De 39 anos, casada e mãe de dois filhos, decidiu-se a empreender no processamento alimentar, mudando a narrativa nacional e internacional dos produtos africanos que são conhecidos como indígenas, por falta de sanidade no acto do processamento. Marlene José conta com a ajuda do esposo, amigos, familiares e uma auxiliar do lar que constituem a base para conciliar a vida profissional com o pessoal.

Ao ver frutas cheias de nutrientes a serem desperdiçadas por falta de cadeias de processamento, a empreendedora começou a estudar sobre o agro-negócio e o processamento alimentar, daí ter surgido o interesse pelo sector.

O projecto abriu portas em Janeiro de 2020, contou com um investimento de 370 milhões Kz, beneficiou de crédito bancário à luz do Aviso n.º 10, de 2020, do Banco Nacional de Angola. A empresa prevê recuperar o capital investido a partir de 2024.

Actualmente, a FoodCare, indústria de processamento alimentar, tem 13 trabalhadores fixos e 23 eventuais, tem uma capacidade instalada de 35 toneladas por mês, sendo que, actualmente, produz à volta de oito toneladas. A matéria-prima é local, já as embalagens são importadas. Os maiores clientes da FoodCare são os supermercados nacionais.

Em Novembro de 2022, a empresa deu início à exportação para a Europa por via aérea. Para além de aumentar o leque de produtos alimentares, em 2023 espera ver os produtos nas prateleiras dos supermercados europeus, investir na fabricação de embalagens PET, para fomentar a entrada de pequenos processadores alimentares no mercado formal. A par destas acções, a instituição pretende exportar para onde houver mercado, tanto produtos acabados como matéria-prima pré-processadas para a indústria alimentar.

Durante a Feira Comercial Intra-Africana 2021, a FoodCare recebeu quatro manifestações de interesse, a fim de exportar para a República Democrática do Congo (RDC), Namíbia e Quénia. A empresária avança que, em relação à Namíbia e ao Quénia, não houve evolução, por questões dos termos de liquidação e credibilidade dos potenciais distribuidores, já com a RDC estão na fase da assinatura do contrato de distribuição.

Sobre o agro-negócio no país, Marlene José afirma que 90% do cultivo feito em Angola é familiar e de subsistência. Muito há que ser feito, desde a necessidade em termos de infra-estruturas como estradas em condições para facilitar o escoamento das zonas de cultivo para os centros de distribuição.
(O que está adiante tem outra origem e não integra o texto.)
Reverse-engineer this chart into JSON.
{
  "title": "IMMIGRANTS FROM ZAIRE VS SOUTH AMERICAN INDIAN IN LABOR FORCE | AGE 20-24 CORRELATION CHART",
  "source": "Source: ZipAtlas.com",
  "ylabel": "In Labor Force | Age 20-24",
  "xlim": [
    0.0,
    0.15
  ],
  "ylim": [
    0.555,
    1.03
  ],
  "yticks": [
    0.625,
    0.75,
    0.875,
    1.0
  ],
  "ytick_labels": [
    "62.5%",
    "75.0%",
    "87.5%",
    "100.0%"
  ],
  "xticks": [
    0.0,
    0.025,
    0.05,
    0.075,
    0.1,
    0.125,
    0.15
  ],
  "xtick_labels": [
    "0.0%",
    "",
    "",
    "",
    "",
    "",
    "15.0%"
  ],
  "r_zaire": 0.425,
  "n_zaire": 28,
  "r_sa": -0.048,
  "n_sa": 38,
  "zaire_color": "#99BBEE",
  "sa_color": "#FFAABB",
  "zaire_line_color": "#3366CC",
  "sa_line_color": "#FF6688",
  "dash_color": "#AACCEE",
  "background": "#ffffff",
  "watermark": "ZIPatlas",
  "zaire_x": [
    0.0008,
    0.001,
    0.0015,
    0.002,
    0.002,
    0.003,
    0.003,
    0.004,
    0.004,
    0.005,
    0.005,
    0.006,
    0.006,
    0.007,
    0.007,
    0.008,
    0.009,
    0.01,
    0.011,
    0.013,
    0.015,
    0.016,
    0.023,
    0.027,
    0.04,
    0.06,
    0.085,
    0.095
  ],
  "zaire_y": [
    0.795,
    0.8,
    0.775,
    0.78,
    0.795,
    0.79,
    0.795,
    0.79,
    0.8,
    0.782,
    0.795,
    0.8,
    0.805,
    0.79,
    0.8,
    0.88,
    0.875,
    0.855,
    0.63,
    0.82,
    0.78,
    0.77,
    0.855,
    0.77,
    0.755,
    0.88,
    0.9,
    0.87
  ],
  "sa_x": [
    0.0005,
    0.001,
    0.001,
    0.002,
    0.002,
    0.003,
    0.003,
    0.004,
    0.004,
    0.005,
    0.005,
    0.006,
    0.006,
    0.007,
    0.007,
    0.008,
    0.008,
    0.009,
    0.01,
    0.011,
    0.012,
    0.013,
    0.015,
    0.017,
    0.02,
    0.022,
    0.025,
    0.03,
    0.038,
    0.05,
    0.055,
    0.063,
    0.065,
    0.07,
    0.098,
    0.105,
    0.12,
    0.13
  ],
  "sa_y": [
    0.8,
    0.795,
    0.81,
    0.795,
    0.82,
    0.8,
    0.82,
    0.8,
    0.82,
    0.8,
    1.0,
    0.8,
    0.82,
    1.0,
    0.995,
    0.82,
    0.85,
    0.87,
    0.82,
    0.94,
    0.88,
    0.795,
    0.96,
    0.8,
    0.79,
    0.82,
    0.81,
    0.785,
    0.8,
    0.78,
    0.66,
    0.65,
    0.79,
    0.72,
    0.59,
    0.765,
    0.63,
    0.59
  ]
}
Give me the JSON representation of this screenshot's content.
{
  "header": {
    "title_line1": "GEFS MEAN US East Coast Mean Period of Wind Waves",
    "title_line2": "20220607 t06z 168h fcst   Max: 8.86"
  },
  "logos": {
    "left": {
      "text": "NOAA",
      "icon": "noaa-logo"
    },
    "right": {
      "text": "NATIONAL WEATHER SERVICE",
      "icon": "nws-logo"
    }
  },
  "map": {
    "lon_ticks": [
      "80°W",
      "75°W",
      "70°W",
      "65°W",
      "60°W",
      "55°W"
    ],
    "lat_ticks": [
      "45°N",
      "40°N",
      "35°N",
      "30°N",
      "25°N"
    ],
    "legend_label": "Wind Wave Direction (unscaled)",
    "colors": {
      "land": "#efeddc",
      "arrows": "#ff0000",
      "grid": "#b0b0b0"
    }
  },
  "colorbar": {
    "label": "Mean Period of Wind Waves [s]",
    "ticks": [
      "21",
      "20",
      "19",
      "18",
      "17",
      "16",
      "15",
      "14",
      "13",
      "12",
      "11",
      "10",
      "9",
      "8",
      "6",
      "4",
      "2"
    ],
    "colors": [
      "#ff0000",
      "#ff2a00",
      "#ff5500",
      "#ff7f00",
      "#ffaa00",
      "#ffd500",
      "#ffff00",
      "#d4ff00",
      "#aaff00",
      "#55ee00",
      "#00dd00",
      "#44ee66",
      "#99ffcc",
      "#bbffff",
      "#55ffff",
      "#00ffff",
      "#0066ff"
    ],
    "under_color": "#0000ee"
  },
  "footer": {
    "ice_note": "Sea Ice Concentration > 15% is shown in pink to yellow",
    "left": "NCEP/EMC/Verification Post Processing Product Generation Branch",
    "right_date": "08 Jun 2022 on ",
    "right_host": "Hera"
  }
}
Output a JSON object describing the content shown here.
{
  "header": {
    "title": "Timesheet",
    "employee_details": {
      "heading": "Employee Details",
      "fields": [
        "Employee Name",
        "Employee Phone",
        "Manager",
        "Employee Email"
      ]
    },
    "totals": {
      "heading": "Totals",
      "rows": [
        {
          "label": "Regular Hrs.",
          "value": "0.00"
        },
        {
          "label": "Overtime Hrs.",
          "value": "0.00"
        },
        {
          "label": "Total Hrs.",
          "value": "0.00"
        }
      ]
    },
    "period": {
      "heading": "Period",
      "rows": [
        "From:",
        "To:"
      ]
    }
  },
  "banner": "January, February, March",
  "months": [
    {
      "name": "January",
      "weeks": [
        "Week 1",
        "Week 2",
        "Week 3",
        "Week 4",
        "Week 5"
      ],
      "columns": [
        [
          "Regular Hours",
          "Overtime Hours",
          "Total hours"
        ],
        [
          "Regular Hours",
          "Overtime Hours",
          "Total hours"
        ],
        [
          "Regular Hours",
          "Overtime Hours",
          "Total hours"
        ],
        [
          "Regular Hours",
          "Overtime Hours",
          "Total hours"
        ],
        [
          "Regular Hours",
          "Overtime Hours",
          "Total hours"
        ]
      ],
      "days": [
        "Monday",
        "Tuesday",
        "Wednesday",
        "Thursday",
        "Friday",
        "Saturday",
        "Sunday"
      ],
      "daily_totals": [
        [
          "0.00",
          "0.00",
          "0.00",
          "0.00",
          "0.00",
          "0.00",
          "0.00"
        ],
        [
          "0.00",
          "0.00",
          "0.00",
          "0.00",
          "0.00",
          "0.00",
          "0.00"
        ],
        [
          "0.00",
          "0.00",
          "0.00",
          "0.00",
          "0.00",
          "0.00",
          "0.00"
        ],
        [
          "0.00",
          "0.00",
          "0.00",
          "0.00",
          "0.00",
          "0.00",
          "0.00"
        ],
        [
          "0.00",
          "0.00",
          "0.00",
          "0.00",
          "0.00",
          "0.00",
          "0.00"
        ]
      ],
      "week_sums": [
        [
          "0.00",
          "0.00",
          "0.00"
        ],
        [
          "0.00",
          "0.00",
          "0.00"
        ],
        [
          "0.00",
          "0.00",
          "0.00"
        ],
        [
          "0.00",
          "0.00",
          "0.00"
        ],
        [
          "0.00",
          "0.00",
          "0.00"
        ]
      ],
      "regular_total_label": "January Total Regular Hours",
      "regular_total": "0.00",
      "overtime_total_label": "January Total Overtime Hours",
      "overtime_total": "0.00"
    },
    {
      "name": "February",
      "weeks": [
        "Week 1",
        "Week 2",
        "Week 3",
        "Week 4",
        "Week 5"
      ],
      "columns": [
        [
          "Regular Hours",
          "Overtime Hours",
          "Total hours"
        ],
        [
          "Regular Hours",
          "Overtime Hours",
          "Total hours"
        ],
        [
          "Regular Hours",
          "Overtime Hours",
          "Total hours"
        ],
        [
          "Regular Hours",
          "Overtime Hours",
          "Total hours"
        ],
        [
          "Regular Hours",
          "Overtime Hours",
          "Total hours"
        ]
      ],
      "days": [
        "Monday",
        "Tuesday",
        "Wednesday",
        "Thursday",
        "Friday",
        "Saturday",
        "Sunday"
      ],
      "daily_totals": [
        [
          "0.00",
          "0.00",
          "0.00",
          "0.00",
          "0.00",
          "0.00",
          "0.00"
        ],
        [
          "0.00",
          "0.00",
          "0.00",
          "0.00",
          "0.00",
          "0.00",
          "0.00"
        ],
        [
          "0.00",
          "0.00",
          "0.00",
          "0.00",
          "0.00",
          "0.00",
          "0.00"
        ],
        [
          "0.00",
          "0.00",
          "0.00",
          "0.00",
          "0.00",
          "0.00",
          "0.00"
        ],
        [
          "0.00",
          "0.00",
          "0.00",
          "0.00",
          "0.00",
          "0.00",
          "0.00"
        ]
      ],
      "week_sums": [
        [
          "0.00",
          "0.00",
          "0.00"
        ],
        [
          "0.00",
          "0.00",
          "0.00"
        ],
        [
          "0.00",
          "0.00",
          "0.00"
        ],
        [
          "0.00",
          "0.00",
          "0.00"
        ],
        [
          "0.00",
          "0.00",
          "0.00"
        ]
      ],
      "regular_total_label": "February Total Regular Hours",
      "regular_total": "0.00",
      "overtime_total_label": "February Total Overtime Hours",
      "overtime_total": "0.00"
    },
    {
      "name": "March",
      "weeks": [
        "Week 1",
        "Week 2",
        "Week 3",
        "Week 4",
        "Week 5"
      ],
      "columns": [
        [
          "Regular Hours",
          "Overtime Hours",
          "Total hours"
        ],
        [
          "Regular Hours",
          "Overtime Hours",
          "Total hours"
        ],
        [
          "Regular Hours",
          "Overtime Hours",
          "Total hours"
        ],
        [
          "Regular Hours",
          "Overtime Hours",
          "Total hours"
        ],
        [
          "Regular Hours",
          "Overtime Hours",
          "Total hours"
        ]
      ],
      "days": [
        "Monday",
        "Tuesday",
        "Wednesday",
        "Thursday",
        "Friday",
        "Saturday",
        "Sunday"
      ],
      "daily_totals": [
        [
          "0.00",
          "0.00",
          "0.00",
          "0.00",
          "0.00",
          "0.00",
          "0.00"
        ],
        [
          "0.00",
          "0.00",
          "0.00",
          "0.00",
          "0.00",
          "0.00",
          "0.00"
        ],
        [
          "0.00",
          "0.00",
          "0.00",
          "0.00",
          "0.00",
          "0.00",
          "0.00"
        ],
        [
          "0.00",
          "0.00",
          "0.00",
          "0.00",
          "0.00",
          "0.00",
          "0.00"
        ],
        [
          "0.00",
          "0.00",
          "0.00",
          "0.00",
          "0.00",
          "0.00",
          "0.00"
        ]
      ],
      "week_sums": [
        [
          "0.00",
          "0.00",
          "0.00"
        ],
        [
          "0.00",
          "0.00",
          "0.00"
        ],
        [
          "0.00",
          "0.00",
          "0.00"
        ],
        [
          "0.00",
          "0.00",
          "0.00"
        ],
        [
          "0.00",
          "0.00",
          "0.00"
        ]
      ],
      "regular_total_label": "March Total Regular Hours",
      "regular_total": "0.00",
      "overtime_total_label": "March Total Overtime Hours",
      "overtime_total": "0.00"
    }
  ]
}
Aponta para a necessidade de munir os agricultores com material de cultivo, para que se tornem independentes das chuvas, criar mercados abastecedores que serviram de depósito de toda a produção. “O que não for escoado deve ser canalizado para o processamento alimentar, adicionando valor a estes produtos”, defende.

Marlene José afirma que a indústria transformadora em Angola é dominada por homens. Apesar do esforço que tem sido feito, a maior parte dos produtos processados tem matéria-prima importada por não haver fornecimento local de qualidade e que satisfaça a procura. Para esse cenário, aponta para a necessidade de haver investimento em metalúrgica de artefactos de inox, estradas com qualidade, energia e água potável, criação de incubadora de indústrias alimentares desde a capacitação dos intervenientes, acompanhamento e financiamento.